When i went out to decorate the town, Erin took over
Meanwhile, Palo, or Chris, looked for the perfect bike wheel to fit inbetween the tire pieces. He found one and later wired it to the inside of the tires.
Fast forward through the evening and we pick up this morning with Carlos mixing cement in the road. Its an interesting process to watch, he pours a mound of cement mix then depresses a cavity in the center. In the cavity he pours water and then skillfully directs the water through all of the mix with a flat shovel.
Once the cement was mixed Carlos shoveled it into the reconstructed-tire-bike-wheel. The wheel was sitting a top a flat board with a hole drilled out (for the axel to poke through and remain un-cemented).
Next Palo twisted some thick metal wire around a piece of PVC, which will evidently hold the PVC in some way.

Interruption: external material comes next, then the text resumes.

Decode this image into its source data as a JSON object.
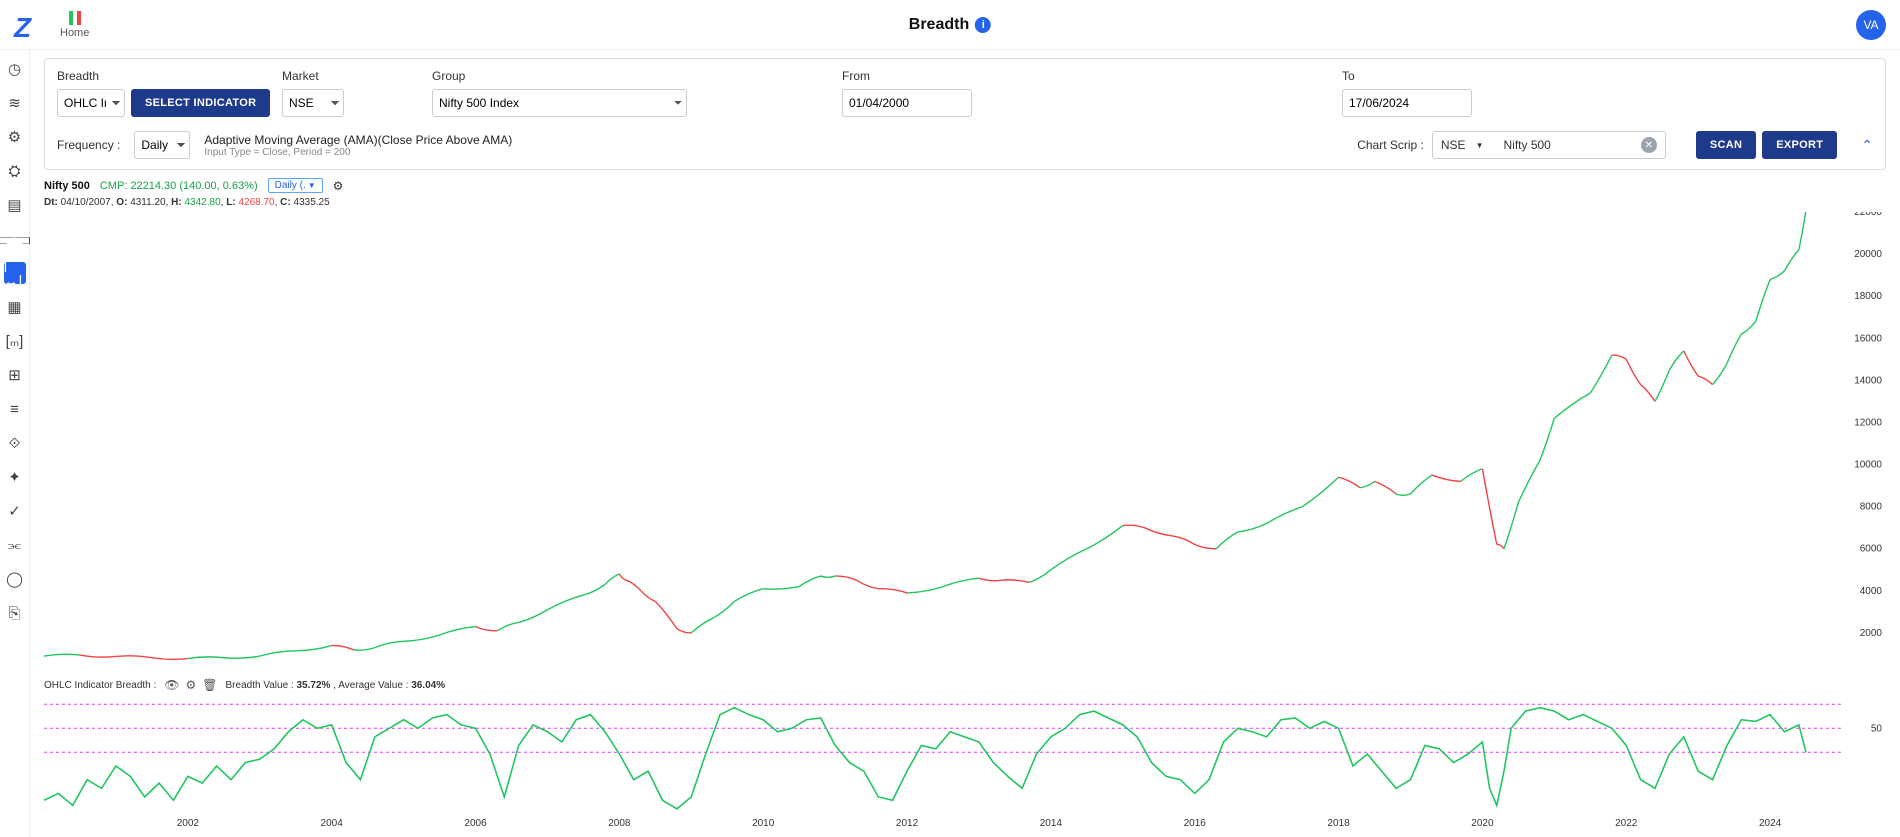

Carlos welded the metal rings that Palo made to two pieces of rebar and then fit them onto the PVC. He then fiddled around with them in relation to a much larger piece, then left them there, standing up and calling it a day.
I believe that the way that the bici-bomba will work is by pulling a long string with a series of wooden beads on it. The beads are forced under ground into the water source, then pulled back up through a narrow pipe. In this way each bead acts as a shelf for a small amount of water, and in total it can lift a fair amount over time. The picture at the very top of my blog, where the title and other pictures are, of a man on a bike, that one, that is the bici-bomba in action. It looks like a pretty exciting device- we are all really looking forward to getting it installed and functioning.

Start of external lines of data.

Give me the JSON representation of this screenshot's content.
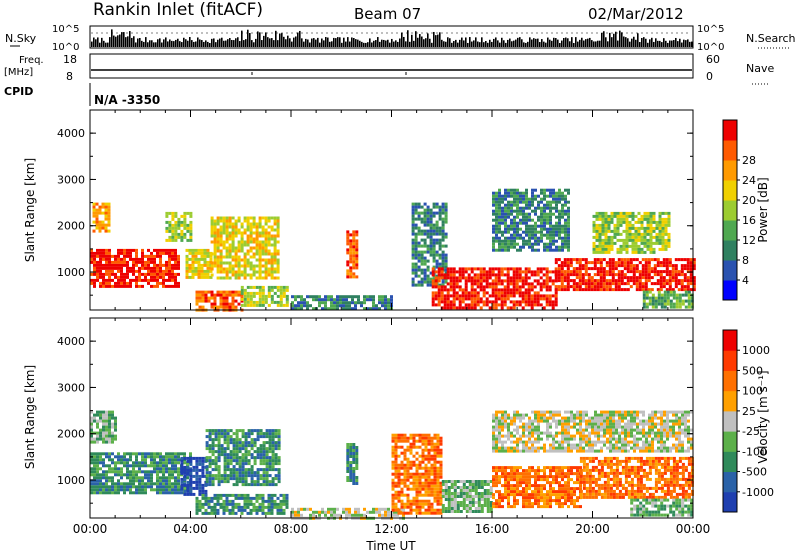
{
  "header": {
    "station": "Rankin Inlet (fitACF)",
    "beam": "Beam 07",
    "date": "02/Mar/2012"
  },
  "top_panels": {
    "nsky_label": "N.Sky",
    "nsky_ticks": [
      "10^5",
      "10^0"
    ],
    "nsearch_label": "N.Search",
    "nsearch_ticks": [
      "10^5",
      "10^0"
    ],
    "freq_label_1": "Freq.",
    "freq_label_2": "[MHz]",
    "freq_ticks": [
      "18",
      "8"
    ],
    "nave_label": "Nave",
    "nave_ticks": [
      "60",
      "0"
    ],
    "cpid_label": "CPID",
    "cpid_value": "N/A -3350"
  },
  "chart_data": [
    {
      "type": "heatmap",
      "title": "",
      "xlabel": "",
      "ylabel": "Slant Range [km]",
      "xlim": [
        0,
        24
      ],
      "ylim": [
        180,
        4500
      ],
      "x_ticks": [],
      "y_ticks": [
        "1000",
        "2000",
        "3000",
        "4000"
      ],
      "colorbar": {
        "label": "Power [dB]",
        "ticks": [
          "4",
          "8",
          "12",
          "16",
          "20",
          "24",
          "28"
        ],
        "colors": [
          "#0000ff",
          "#2a52b0",
          "#2f8060",
          "#4fa850",
          "#9ccc30",
          "#f0d000",
          "#ff9a00",
          "#ff5a00",
          "#ee0000"
        ]
      },
      "echo_regions": [
        {
          "t0": 0.0,
          "t1": 3.5,
          "r0": 700,
          "r1": 1500,
          "level": 8
        },
        {
          "t0": 0.1,
          "t1": 0.8,
          "r0": 1900,
          "r1": 2500,
          "level": 6
        },
        {
          "t0": 3.0,
          "t1": 4.0,
          "r0": 1700,
          "r1": 2300,
          "level": 4
        },
        {
          "t0": 3.8,
          "t1": 4.8,
          "r0": 900,
          "r1": 1500,
          "level": 5
        },
        {
          "t0": 4.8,
          "t1": 7.5,
          "r0": 900,
          "r1": 2200,
          "level": 5
        },
        {
          "t0": 4.2,
          "t1": 6.0,
          "r0": 200,
          "r1": 600,
          "level": 7
        },
        {
          "t0": 6.0,
          "t1": 7.8,
          "r0": 300,
          "r1": 700,
          "level": 4
        },
        {
          "t0": 10.2,
          "t1": 10.6,
          "r0": 900,
          "r1": 1900,
          "level": 7
        },
        {
          "t0": 8.0,
          "t1": 12.0,
          "r0": 200,
          "r1": 500,
          "level": 2
        },
        {
          "t0": 12.8,
          "t1": 14.2,
          "r0": 700,
          "r1": 2500,
          "level": 2
        },
        {
          "t0": 13.6,
          "t1": 18.5,
          "r0": 250,
          "r1": 1100,
          "level": 8
        },
        {
          "t0": 16.0,
          "t1": 19.0,
          "r0": 1500,
          "r1": 2800,
          "level": 2
        },
        {
          "t0": 18.5,
          "t1": 24.0,
          "r0": 600,
          "r1": 1300,
          "level": 8
        },
        {
          "t0": 20.0,
          "t1": 23.0,
          "r0": 1400,
          "r1": 2300,
          "level": 4
        },
        {
          "t0": 22.0,
          "t1": 24.0,
          "r0": 250,
          "r1": 600,
          "level": 3
        }
      ]
    },
    {
      "type": "heatmap",
      "title": "",
      "xlabel": "Time UT",
      "ylabel": "Slant Range [km]",
      "xlim": [
        0,
        24
      ],
      "ylim": [
        180,
        4500
      ],
      "x_ticks": [
        "00:00",
        "04:00",
        "08:00",
        "12:00",
        "16:00",
        "20:00",
        "00:00"
      ],
      "y_ticks": [
        "1000",
        "2000",
        "3000",
        "4000"
      ],
      "colorbar": {
        "label": "Velocity [m s⁻¹]",
        "ticks": [
          "1000",
          "500",
          "100",
          "25",
          "-25",
          "-100",
          "-500",
          "-1000"
        ],
        "colors": [
          "#1f3fb0",
          "#2a62a8",
          "#2f8a5a",
          "#5cb04a",
          "#c0c0c0",
          "#ffa000",
          "#ff7000",
          "#ff3a00",
          "#ee0000"
        ]
      },
      "echo_regions": [
        {
          "t0": 0.0,
          "t1": 4.0,
          "r0": 700,
          "r1": 1600,
          "level": 2
        },
        {
          "t0": 0.0,
          "t1": 1.0,
          "r0": 1800,
          "r1": 2500,
          "level": 3
        },
        {
          "t0": 3.6,
          "t1": 4.6,
          "r0": 700,
          "r1": 1500,
          "level": 0
        },
        {
          "t0": 4.6,
          "t1": 7.5,
          "r0": 900,
          "r1": 2100,
          "level": 2
        },
        {
          "t0": 4.2,
          "t1": 7.8,
          "r0": 250,
          "r1": 700,
          "level": 2
        },
        {
          "t0": 10.2,
          "t1": 10.6,
          "r0": 900,
          "r1": 1800,
          "level": 2
        },
        {
          "t0": 8.0,
          "t1": 12.5,
          "r0": 200,
          "r1": 400,
          "level": 4
        },
        {
          "t0": 12.0,
          "t1": 14.0,
          "r0": 300,
          "r1": 2000,
          "level": 6
        },
        {
          "t0": 14.0,
          "t1": 16.0,
          "r0": 300,
          "r1": 1000,
          "level": 3
        },
        {
          "t0": 16.0,
          "t1": 19.5,
          "r0": 400,
          "r1": 1300,
          "level": 6
        },
        {
          "t0": 16.0,
          "t1": 24.0,
          "r0": 1600,
          "r1": 2500,
          "level": 4
        },
        {
          "t0": 19.5,
          "t1": 24.0,
          "r0": 600,
          "r1": 1500,
          "level": 6
        },
        {
          "t0": 21.5,
          "t1": 24.0,
          "r0": 250,
          "r1": 600,
          "level": 3
        }
      ]
    }
  ]
}
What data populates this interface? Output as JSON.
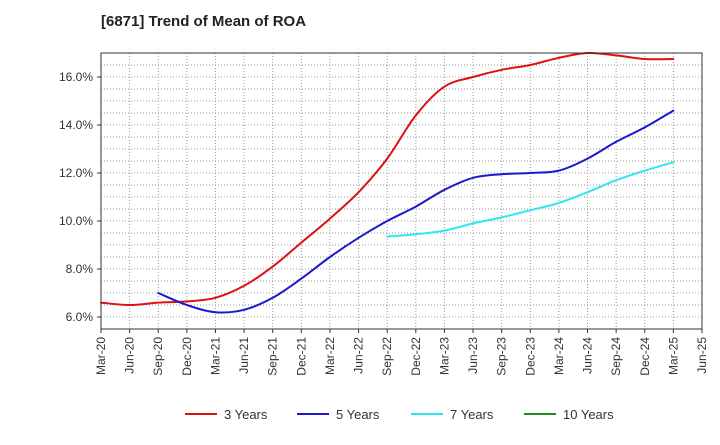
{
  "chart_data": {
    "type": "line",
    "title": "[6871]  Trend of Mean of ROA",
    "xlabel": "",
    "ylabel": "",
    "x_ticks": [
      "Mar-20",
      "Jun-20",
      "Sep-20",
      "Dec-20",
      "Mar-21",
      "Jun-21",
      "Sep-21",
      "Dec-21",
      "Mar-22",
      "Jun-22",
      "Sep-22",
      "Dec-22",
      "Mar-23",
      "Jun-23",
      "Sep-23",
      "Dec-23",
      "Mar-24",
      "Jun-24",
      "Sep-24",
      "Dec-24",
      "Mar-25",
      "Jun-25"
    ],
    "y_ticks": [
      "6.0%",
      "8.0%",
      "10.0%",
      "12.0%",
      "14.0%",
      "16.0%"
    ],
    "y_tick_values": [
      6,
      8,
      10,
      12,
      14,
      16
    ],
    "ylim": [
      5.5,
      17.0
    ],
    "grid": true,
    "legend_position": "bottom",
    "series": [
      {
        "name": "3 Years",
        "color": "#dd1111",
        "x": [
          "Mar-20",
          "Jun-20",
          "Sep-20",
          "Dec-20",
          "Mar-21",
          "Jun-21",
          "Sep-21",
          "Dec-21",
          "Mar-22",
          "Jun-22",
          "Sep-22",
          "Dec-22",
          "Mar-23",
          "Jun-23",
          "Sep-23",
          "Dec-23",
          "Mar-24",
          "Jun-24",
          "Sep-24",
          "Dec-24",
          "Mar-25"
        ],
        "values": [
          6.6,
          6.5,
          6.6,
          6.65,
          6.8,
          7.3,
          8.1,
          9.1,
          10.1,
          11.2,
          12.6,
          14.4,
          15.6,
          16.0,
          16.3,
          16.5,
          16.8,
          17.0,
          16.9,
          16.75,
          16.75
        ]
      },
      {
        "name": "5 Years",
        "color": "#1a1acc",
        "x": [
          "Sep-20",
          "Dec-20",
          "Mar-21",
          "Jun-21",
          "Sep-21",
          "Dec-21",
          "Mar-22",
          "Jun-22",
          "Sep-22",
          "Dec-22",
          "Mar-23",
          "Jun-23",
          "Sep-23",
          "Dec-23",
          "Mar-24",
          "Jun-24",
          "Sep-24",
          "Dec-24",
          "Mar-25"
        ],
        "values": [
          7.0,
          6.5,
          6.2,
          6.3,
          6.8,
          7.6,
          8.5,
          9.3,
          10.0,
          10.6,
          11.3,
          11.8,
          11.95,
          12.0,
          12.1,
          12.6,
          13.3,
          13.9,
          14.6
        ]
      },
      {
        "name": "7 Years",
        "color": "#33e5f0",
        "x": [
          "Sep-22",
          "Dec-22",
          "Mar-23",
          "Jun-23",
          "Sep-23",
          "Dec-23",
          "Mar-24",
          "Jun-24",
          "Sep-24",
          "Dec-24",
          "Mar-25"
        ],
        "values": [
          9.35,
          9.45,
          9.6,
          9.9,
          10.15,
          10.45,
          10.75,
          11.2,
          11.7,
          12.1,
          12.45
        ]
      },
      {
        "name": "10 Years",
        "color": "#228b22",
        "x": [],
        "values": []
      }
    ]
  }
}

Today in the shop, we were unusally busy. Lots of folks came in looking to have their bikes fixed, and all of this in addition to the bomba work. It was good learning all around. I was very excited to work on my very first bike, as opposed to shadowing someone while they worked. Though i did need Palo and Anneliese to explain a few things and lend a hand every so often. The problem was that his crank arms were flopping around (the parts where the pedals meet the body of the bike). I took the crank arms off and the bottom bracket apart, it really needed some cleaning and replacing of a few key parts. We tightened it up and it spun beautifully. Mission success!
Anneliese got to work on a sweet old Schwinn, complete with bike powered head light and spedometer! It was a beautiful, albeit rusty, piece of machinery. We all spent some time oggling at it.
To clean the replacement chain, Anneliese opted to use the fire trick.